Moms & Dads, si kecil yang lahir prematur berisiko mengalami berbagai gangguan, termasuk gangguan mata. Gangguan mata biasanya berupa Retinopati Prematuritas atau ROP. Pada skala ringan, gangguan ini bisa hilang sendiri. Tapi pada kasus berat dapat menyebabkan kebutaan.
Risiko ROP sangat besar pada si kecil yang lahir di usia kehamilan kurang dari 34 minggu, dengan berat badan lahir kurang dari 1500 gram. Gangguan mata ini diduga terjadi karena pertumbuhan yang kurang sempurna dari pembuluh darah retina.
“Bayi prematur harus menjalani skrining untuk mengetahui ada tidaknya gangguan mata. Semakin cepat terdeteksi, semakin cepat ditangani sehingga bayi bisa terhindar dari kebutaan,” tutur Prof. Dr. Rita Sita Sitorus, SpM(K), PhD, Guru Besar Departemen Ilmu Kesehatan Mata Universitas Indonesia.
Prof. Rita menjelaskan hal tersebut dalam seminar kesehatan Deteksi dan Pencegahan Gangguan Penglihatan pada Bayi Prematur, di Oxygen Room, Gedung Standard Chartered, Jakarta, 27 Oktober, bersama Standard Chartered Bank, Helen Keller Internasional (HKI), [ORBIS] dan Kasoem Vision Care. Seminar ini merupakan rangkaian peringatan Hari Penglihatan Sedunia 2017.
Bila si kecil terdeteksi mengalami ROP, ia perlu menjalani terapi laser agar pembuluh darah retina bisa berkembang normal. Tetapi pada stadium lanjut, ROP kemungkinan harus ditangani dengan suntikan anti-VGF atau bahkan pembedahan.

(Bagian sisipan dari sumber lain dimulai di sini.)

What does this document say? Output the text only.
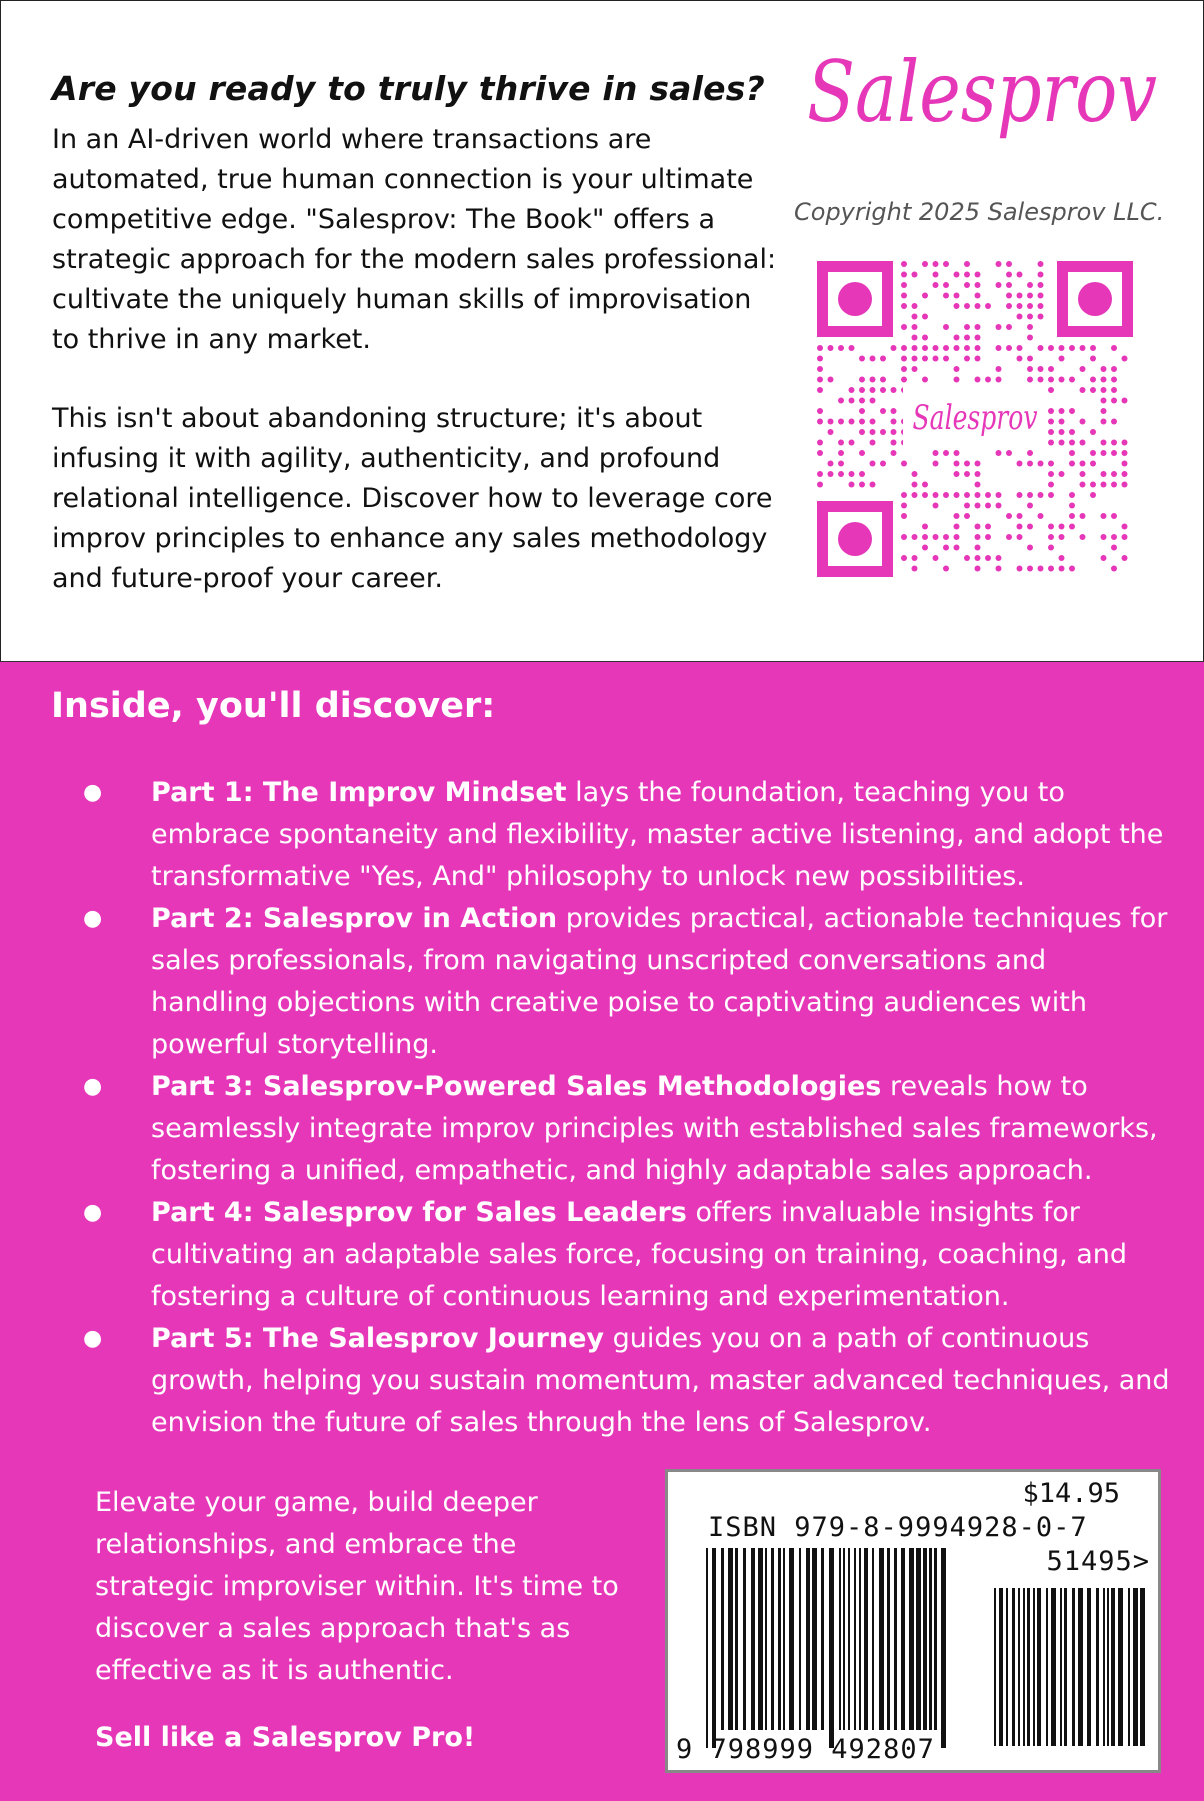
Are you ready to truly thrive in sales?

In an AI-driven world where transactions are automated, true human connection is your ultimate competitive edge. "Salesprov: The Book" offers a strategic approach for the modern sales professional: cultivate the uniquely human skills of improvisation to thrive in any market.

This isn't about abandoning structure; it's about infusing it with agility, authenticity, and profound relational intelligence. Discover how to leverage core improv principles to enhance any sales methodology and future-proof your career.

Salesprov

Copyright 2025 Salesprov LLC.

Salesprov
Inside, you'll discover:
● Part 1: The Improv Mindset lays the foundation, teaching you to embrace spontaneity and flexibility, master active listening, and adopt the transformative "Yes, And" philosophy to unlock new possibilities.
● Part 2: Salesprov in Action provides practical, actionable techniques for sales professionals, from navigating unscripted conversations and handling objections with creative poise to captivating audiences with powerful storytelling.
● Part 3: Salesprov-Powered Sales Methodologies reveals how to seamlessly integrate improv principles with established sales frameworks, fostering a unified, empathetic, and highly adaptable sales approach.
● Part 4: Salesprov for Sales Leaders offers invaluable insights for cultivating an adaptable sales force, focusing on training, coaching, and fostering a culture of continuous learning and experimentation.
● Part 5: The Salesprov Journey guides you on a path of continuous growth, helping you sustain momentum, master advanced techniques, and envision the future of sales through the lens of Salesprov.

Elevate your game, build deeper relationships, and embrace the strategic improviser within. It's time to discover a sales approach that's as effective as it is authentic.

Sell like a Salesprov Pro!

$14.95
ISBN 979-8-9994928-0-7
51495>
9 798999 492807
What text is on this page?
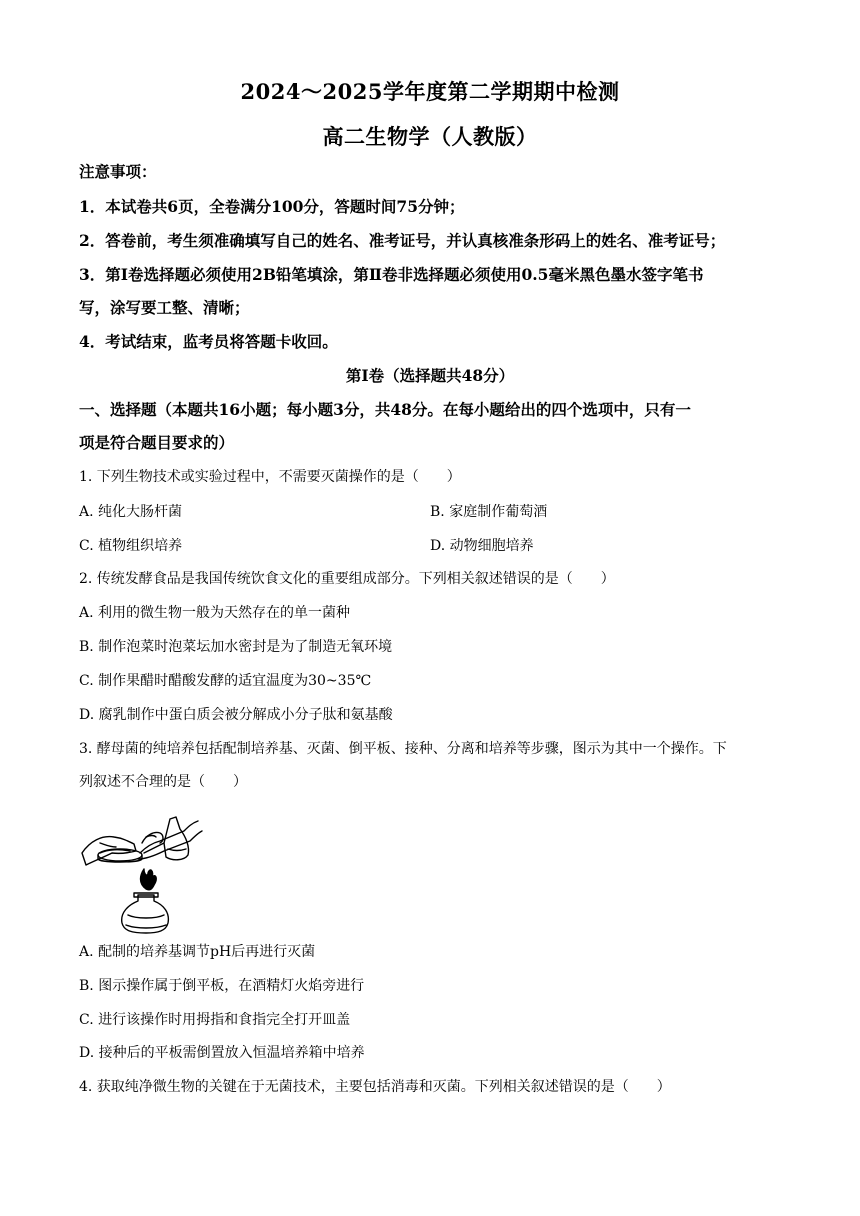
2024～2025学年度第二学期期中检测
高二生物学（人教版）
注意事项：
1．本试卷共6页，全卷满分100分，答题时间75分钟；
2．答卷前，考生须准确填写自己的姓名、准考证号，并认真核准条形码上的姓名、准考证号；
3．第I卷选择题必须使用2B铅笔填涂，第Ⅱ卷非选择题必须使用0.5毫米黑色墨水签字笔书
写，涂写要工整、清晰；
4．考试结束，监考员将答题卡收回。
第I卷（选择题共48分）
一、选择题（本题共16小题；每小题3分，共48分。在每小题给出的四个选项中，只有一
项是符合题目要求的）
1. 下列生物技术或实验过程中，不需要灭菌操作的是（　　）
A. 纯化大肠杆菌	B. 家庭制作葡萄酒
C. 植物组织培养	D. 动物细胞培养
2. 传统发酵食品是我国传统饮食文化的重要组成部分。下列相关叙述错误的是（　　）
A. 利用的微生物一般为天然存在的单一菌种
B. 制作泡菜时泡菜坛加水密封是为了制造无氧环境
C. 制作果醋时醋酸发酵的适宜温度为30~35℃
D. 腐乳制作中蛋白质会被分解成小分子肽和氨基酸
3. 酵母菌的纯培养包括配制培养基、灭菌、倒平板、接种、分离和培养等步骤，图示为其中一个操作。下
列叙述不合理的是（　　）
A. 配制的培养基调节pH后再进行灭菌
B. 图示操作属于倒平板，在酒精灯火焰旁进行
C. 进行该操作时用拇指和食指完全打开皿盖
D. 接种后的平板需倒置放入恒温培养箱中培养
4. 获取纯净微生物的关键在于无菌技术，主要包括消毒和灭菌。下列相关叙述错误的是（　　）
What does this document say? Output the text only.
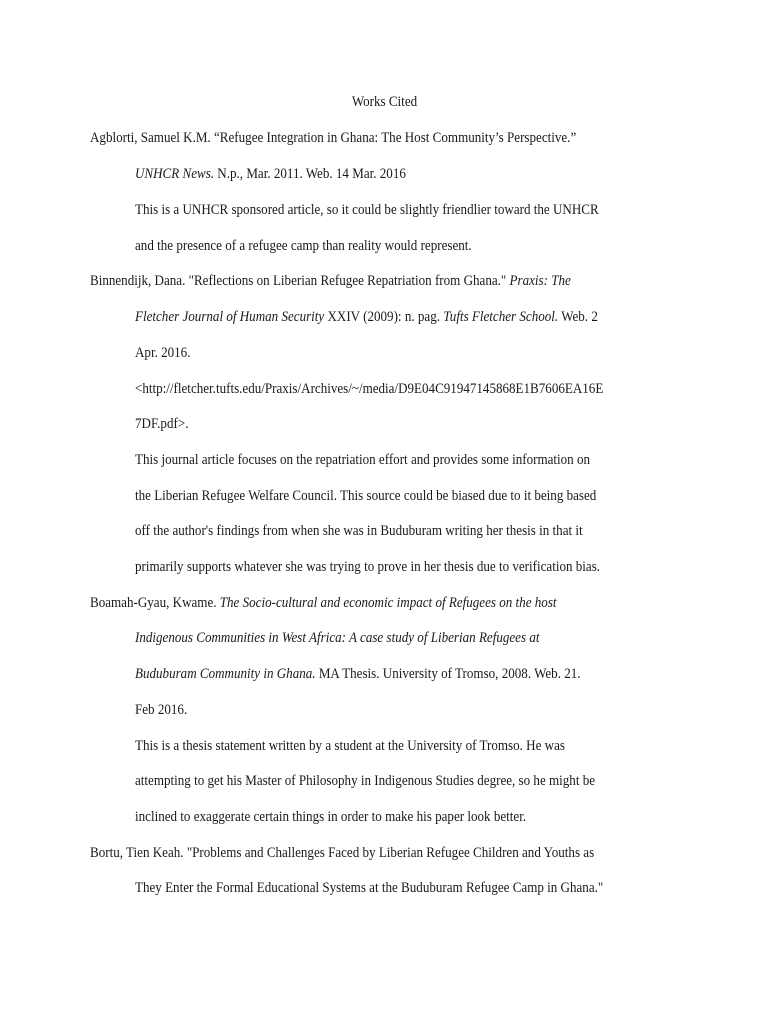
Works Cited
Agblorti, Samuel K.M. “Refugee Integration in Ghana: The Host Community’s Perspective.”
UNHCR News. N.p., Mar. 2011. Web. 14 Mar. 2016
This is a UNHCR sponsored article, so it could be slightly friendlier toward the UNHCR
and the presence of a refugee camp than reality would represent.
Binnendijk, Dana. "Reflections on Liberian Refugee Repatriation from Ghana." Praxis: The
Fletcher Journal of Human Security XXIV (2009): n. pag. Tufts Fletcher School. Web. 2
Apr. 2016.
<http://fletcher.tufts.edu/Praxis/Archives/~/media/D9E04C91947145868E1B7606EA16E
7DF.pdf>.
This journal article focuses on the repatriation effort and provides some information on
the Liberian Refugee Welfare Council. This source could be biased due to it being based
off the author's findings from when she was in Buduburam writing her thesis in that it
primarily supports whatever she was trying to prove in her thesis due to verification bias.
Boamah-Gyau, Kwame. The Socio-cultural and economic impact of Refugees on the host
Indigenous Communities in West Africa: A case study of Liberian Refugees at
Buduburam Community in Ghana. MA Thesis. University of Tromso, 2008. Web. 21.
Feb 2016.
This is a thesis statement written by a student at the University of Tromso. He was
attempting to get his Master of Philosophy in Indigenous Studies degree, so he might be
inclined to exaggerate certain things in order to make his paper look better.
Bortu, Tien Keah. "Problems and Challenges Faced by Liberian Refugee Children and Youths as
They Enter the Formal Educational Systems at the Buduburam Refugee Camp in Ghana."
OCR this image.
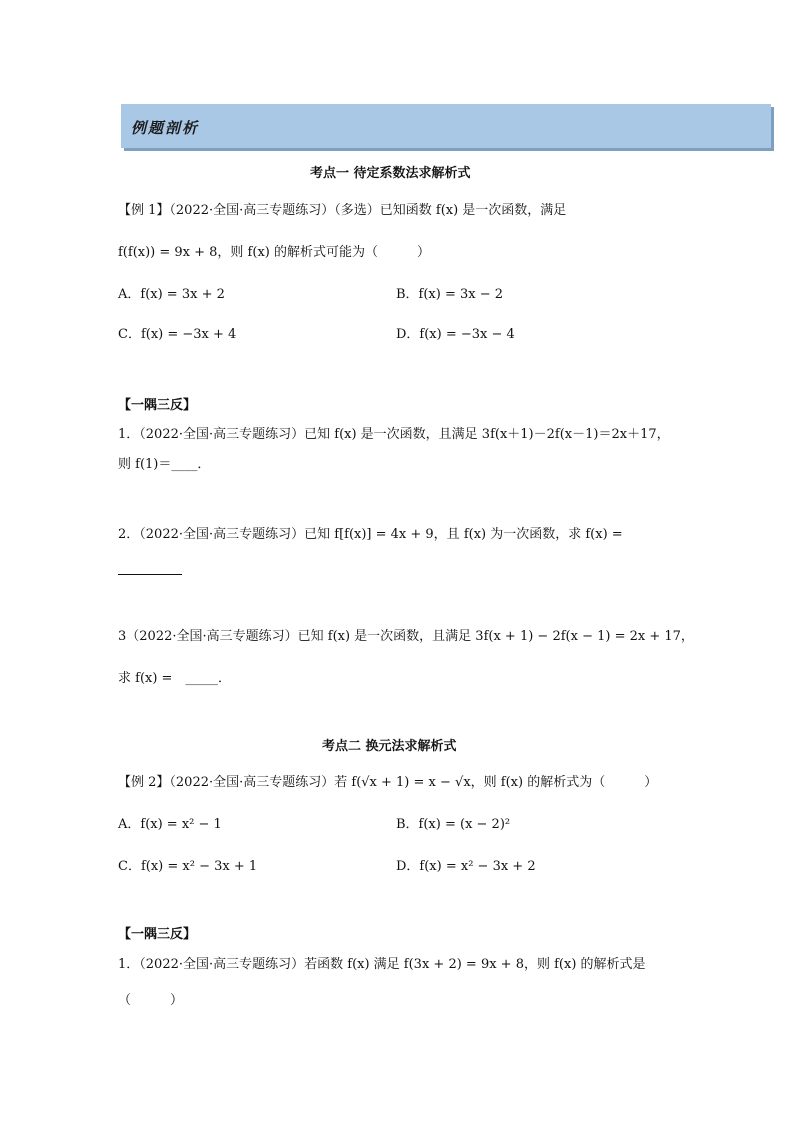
例题剖析
考点一 待定系数法求解析式
【例 1】（2022·全国·高三专题练习）（多选）已知函数 f(x) 是一次函数，满足
f(f(x)) = 9x + 8，则 f(x) 的解析式可能为（　　　）
A．f(x) = 3x + 2	B．f(x) = 3x − 2
C．f(x) = −3x + 4	D．f(x) = −3x − 4
【一隅三反】
1．（2022·全国·高三专题练习）已知 f(x) 是一次函数，且满足 3f(x＋1)－2f(x－1)＝2x＋17，
则 f(1)＝____．
2．（2022·全国·高三专题练习）已知 f[f(x)] = 4x + 9，且 f(x) 为一次函数，求 f(x) =
3（2022·全国·高三专题练习）已知 f(x) 是一次函数，且满足 3f(x + 1) − 2f(x − 1) = 2x + 17，
求 f(x) =　_____．
考点二 换元法求解析式
【例 2】（2022·全国·高三专题练习）若 f(√x + 1) = x − √x，则 f(x) 的解析式为（　　　）
A．f(x) = x² − 1	B．f(x) = (x − 2)²
C．f(x) = x² − 3x + 1	D．f(x) = x² − 3x + 2
【一隅三反】
1．（2022·全国·高三专题练习）若函数 f(x) 满足 f(3x + 2) = 9x + 8，则 f(x) 的解析式是
（　　　）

ROP yang lambat terdeteksi akan berakhir dengan kebutaan. Spesialis dokter mata anak dari RSCM ini mengungkap, buta sejak bayi berarti ia akan mengalami kebutaan yang lebih panjang dibandingkan kebutaan pada orang dewasa. “Walaupun angka kebutaan tidak setinggi kebutaan pada orang dewasa akibat katarak misalnya, beban emosional, sosial dan ekonomi yang harus ditanggung keluarga, masyarakat dan negara akan jauh lebih besar,” ujar Prof. Rita.
Skrining ROP paling efektif dilakukan sebelum usia gestasional bayi 42 minggu. Semakin dini kelahirannya, semakin cepat ia perlu menjalani skrining. Setelah melalui perawatan di NICU dan ketika kondisinya sudah stabil, dokter anak bisa langsung merujuk ke dokter spesialis mata atau ophthalmologist untuk melakukan skrining. Umumnya RS besar di Jakarta sudah memiliki fasilitas ini sehingga Moms & Dads pun bisa mengingatkan dokter anak untuk menjadwalkan skinning si kecil.
Tetapi memang jumlah dokter mata dan peralatan skrining masih terbatas di Indonesia. Melalui program Seeing is Believing (SiB) dari Standard Chartered Bank dan HKI, para ophthalmologist di RSCM kini dapat melakukan skrining ROP mobile ke RSUD-RSUD di Jakarta. SiB juga telah membangun Eye Center pertama untuk anak di Makassar, Sulawesi Selatan dan melakukan skrining mata anak-anak di NTB.
“Penanganan ROP adalah salah satu bagian program. SiB, yang telah berjalan sejak 2003, fokus pada kampanye penyadaran terhadap pencegahan kebutaan yang dapat dihindari atau disembuhkan,” ujar Dody Rochadi, Country Head Corporate Affairs Standard Chartered Bank Indonesia.